The Department of Justice and its international partners announced Thursday a takedown of a massive Dark Web marketplace that was allegedly one of the world’s biggest sources for the sale of drugs and illicit materials, striking a blow to the cybercriminal underground.
In shutting down AlphaBay and arresting its alleged founder, Alexandre Cazes, the Justice Department also is going after the assets of Cazes, who is charged with running the sophisticated anonymous market and was worth upwards of $23 million, according to court documents. Cazes apparently took his life on July 12 while in custody in Thailand after authorities arrested him there a week prior, the DOJ said.
The operation was organized with international law enforcement to coincide with the takeover and then takedown of another major Dark Web operation, the Hansa Market — adding up to a substantial blow to criminals’ means of selling and buying illicit materials anonymously online.
Officials, including Attorney General Jeff Sessions, acting FBI Director Andrew McCabe and Europol Executive Director Robert Mark Wainwright, heralded the action Thursday morning as a message to criminals everywhere.
“This is likely one of the most important criminal investigations of this entire year,” Sessions said. “Make no mistake, the forces of law and justice face a challenge from criminal and transnational criminal organizations who think they can commit their crime with impunity by going dark.
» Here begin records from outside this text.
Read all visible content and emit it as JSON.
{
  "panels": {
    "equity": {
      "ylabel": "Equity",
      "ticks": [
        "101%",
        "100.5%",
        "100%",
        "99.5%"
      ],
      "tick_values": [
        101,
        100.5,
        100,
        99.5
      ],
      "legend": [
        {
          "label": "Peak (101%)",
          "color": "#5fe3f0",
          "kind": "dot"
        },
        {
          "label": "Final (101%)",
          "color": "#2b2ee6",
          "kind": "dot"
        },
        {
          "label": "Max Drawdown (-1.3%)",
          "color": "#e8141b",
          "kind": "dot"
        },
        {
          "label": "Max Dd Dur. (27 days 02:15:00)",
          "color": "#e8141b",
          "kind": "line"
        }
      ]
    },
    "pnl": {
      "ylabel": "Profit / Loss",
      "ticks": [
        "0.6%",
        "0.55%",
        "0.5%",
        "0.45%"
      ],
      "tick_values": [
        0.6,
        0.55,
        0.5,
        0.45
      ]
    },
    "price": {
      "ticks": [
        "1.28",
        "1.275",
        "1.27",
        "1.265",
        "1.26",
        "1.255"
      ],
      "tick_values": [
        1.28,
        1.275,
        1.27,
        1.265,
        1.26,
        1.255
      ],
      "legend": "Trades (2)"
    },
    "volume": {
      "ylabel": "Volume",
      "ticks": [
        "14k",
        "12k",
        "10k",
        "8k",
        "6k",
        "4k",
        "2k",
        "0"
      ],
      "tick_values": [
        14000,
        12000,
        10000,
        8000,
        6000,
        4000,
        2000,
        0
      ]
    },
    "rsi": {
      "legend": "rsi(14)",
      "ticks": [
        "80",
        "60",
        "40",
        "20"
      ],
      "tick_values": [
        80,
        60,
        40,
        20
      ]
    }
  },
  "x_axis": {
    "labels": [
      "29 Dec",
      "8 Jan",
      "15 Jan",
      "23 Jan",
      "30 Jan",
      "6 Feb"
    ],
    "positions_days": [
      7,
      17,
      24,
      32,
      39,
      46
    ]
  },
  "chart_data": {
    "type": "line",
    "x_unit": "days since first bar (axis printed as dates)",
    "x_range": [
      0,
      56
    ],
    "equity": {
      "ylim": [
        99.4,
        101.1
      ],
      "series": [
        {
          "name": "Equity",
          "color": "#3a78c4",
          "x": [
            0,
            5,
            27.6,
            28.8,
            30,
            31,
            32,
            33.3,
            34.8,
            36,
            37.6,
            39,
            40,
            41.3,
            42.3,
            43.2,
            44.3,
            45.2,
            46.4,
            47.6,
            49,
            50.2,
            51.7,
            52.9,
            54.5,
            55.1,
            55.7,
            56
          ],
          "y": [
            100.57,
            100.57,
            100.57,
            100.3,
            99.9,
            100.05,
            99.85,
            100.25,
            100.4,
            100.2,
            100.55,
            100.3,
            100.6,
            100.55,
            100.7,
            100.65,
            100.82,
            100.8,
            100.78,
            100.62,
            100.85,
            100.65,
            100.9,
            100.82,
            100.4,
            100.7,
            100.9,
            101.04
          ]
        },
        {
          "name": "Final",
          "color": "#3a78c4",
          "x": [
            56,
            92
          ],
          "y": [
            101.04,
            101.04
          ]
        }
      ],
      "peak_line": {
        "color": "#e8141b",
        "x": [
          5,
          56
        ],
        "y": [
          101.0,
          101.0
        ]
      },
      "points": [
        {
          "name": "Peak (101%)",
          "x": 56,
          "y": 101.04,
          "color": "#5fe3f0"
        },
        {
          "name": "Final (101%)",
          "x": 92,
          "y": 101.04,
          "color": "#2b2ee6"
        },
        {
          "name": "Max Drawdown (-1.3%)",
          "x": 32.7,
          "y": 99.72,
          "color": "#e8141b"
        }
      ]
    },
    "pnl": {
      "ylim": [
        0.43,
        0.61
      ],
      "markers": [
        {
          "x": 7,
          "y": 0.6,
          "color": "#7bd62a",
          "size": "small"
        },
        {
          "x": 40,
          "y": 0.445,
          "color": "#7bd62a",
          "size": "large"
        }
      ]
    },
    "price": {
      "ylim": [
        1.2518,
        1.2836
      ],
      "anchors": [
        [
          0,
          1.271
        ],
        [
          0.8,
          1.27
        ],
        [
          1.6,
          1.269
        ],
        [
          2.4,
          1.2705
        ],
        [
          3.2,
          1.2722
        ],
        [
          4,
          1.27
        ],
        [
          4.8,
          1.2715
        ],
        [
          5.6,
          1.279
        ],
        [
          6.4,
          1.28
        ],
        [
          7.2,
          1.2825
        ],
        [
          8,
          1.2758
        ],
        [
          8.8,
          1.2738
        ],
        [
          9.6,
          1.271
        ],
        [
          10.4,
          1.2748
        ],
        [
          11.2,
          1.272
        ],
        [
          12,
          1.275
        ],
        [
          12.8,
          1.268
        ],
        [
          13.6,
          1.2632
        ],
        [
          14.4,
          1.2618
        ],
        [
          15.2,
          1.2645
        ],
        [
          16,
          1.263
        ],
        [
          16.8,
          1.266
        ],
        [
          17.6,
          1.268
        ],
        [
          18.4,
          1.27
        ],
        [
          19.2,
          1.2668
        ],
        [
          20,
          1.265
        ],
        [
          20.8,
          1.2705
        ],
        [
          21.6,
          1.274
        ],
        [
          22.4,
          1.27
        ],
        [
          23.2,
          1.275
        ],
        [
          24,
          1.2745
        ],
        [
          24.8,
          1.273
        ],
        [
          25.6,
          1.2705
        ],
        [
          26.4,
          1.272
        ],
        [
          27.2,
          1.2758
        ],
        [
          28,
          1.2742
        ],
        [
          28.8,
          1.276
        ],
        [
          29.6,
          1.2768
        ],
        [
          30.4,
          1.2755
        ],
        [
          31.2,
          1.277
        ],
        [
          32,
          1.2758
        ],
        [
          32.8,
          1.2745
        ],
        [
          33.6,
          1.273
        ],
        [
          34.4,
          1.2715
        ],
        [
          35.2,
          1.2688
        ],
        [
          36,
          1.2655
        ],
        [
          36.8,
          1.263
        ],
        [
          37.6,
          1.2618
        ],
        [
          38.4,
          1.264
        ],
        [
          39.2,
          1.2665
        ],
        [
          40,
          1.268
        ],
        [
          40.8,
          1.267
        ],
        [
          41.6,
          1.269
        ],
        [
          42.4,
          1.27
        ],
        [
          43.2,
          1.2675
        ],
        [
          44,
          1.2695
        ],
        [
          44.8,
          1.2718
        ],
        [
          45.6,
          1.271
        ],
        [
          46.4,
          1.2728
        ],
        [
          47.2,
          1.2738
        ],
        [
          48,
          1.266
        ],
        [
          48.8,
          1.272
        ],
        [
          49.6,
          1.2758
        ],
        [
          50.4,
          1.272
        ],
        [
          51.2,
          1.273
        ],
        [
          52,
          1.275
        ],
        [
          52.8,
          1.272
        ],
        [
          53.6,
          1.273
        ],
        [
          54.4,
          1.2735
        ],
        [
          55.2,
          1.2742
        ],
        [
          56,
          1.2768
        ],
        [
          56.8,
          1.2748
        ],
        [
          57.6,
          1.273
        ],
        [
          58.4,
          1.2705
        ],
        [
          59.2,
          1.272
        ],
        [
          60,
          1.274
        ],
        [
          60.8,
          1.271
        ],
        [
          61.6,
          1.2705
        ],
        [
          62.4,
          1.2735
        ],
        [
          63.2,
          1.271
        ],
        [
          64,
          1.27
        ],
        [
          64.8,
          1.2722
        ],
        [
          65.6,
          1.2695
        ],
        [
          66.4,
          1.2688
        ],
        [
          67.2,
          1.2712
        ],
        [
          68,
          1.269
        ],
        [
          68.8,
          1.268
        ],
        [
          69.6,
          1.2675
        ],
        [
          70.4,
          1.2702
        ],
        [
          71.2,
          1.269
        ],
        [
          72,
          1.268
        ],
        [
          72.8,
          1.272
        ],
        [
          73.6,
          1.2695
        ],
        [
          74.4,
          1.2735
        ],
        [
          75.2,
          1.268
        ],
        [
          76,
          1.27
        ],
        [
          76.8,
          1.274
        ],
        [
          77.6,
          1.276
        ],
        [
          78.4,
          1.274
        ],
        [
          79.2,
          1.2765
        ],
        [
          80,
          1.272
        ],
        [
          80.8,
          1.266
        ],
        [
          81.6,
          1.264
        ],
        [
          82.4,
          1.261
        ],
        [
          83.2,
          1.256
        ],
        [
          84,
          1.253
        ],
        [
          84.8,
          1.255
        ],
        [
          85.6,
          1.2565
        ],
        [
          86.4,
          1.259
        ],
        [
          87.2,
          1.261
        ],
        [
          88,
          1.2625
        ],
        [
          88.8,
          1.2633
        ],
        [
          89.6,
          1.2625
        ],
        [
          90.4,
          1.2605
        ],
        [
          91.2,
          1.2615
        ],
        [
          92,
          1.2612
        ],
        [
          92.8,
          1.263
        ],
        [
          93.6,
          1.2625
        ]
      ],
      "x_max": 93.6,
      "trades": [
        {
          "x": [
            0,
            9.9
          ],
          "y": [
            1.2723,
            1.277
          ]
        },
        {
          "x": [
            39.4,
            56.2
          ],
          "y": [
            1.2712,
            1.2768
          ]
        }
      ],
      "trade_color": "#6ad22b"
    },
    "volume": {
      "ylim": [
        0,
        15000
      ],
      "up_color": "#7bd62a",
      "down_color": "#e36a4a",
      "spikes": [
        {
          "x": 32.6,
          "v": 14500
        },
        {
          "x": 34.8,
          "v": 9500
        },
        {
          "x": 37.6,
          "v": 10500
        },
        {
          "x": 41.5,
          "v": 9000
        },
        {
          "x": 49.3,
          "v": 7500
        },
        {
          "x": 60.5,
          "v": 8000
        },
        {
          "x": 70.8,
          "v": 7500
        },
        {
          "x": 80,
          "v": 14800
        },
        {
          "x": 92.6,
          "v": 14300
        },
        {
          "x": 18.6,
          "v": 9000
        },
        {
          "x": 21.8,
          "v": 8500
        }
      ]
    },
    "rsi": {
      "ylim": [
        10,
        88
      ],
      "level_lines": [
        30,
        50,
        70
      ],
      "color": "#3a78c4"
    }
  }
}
This case … says, ‘You are not safe, you cannot hide. We will find you, dismantle your organization and network and we will prosecute you.'”
According to the McCabe, AlphaBay was 10 times the size of Silk Road, a previous massive Dark Web marketplace that DOJ busted in 2013. AlphaWeb operated much like any legitimate e-commerce site, including having a public relations manager, security administrator and “scam watchers,” according to court documents.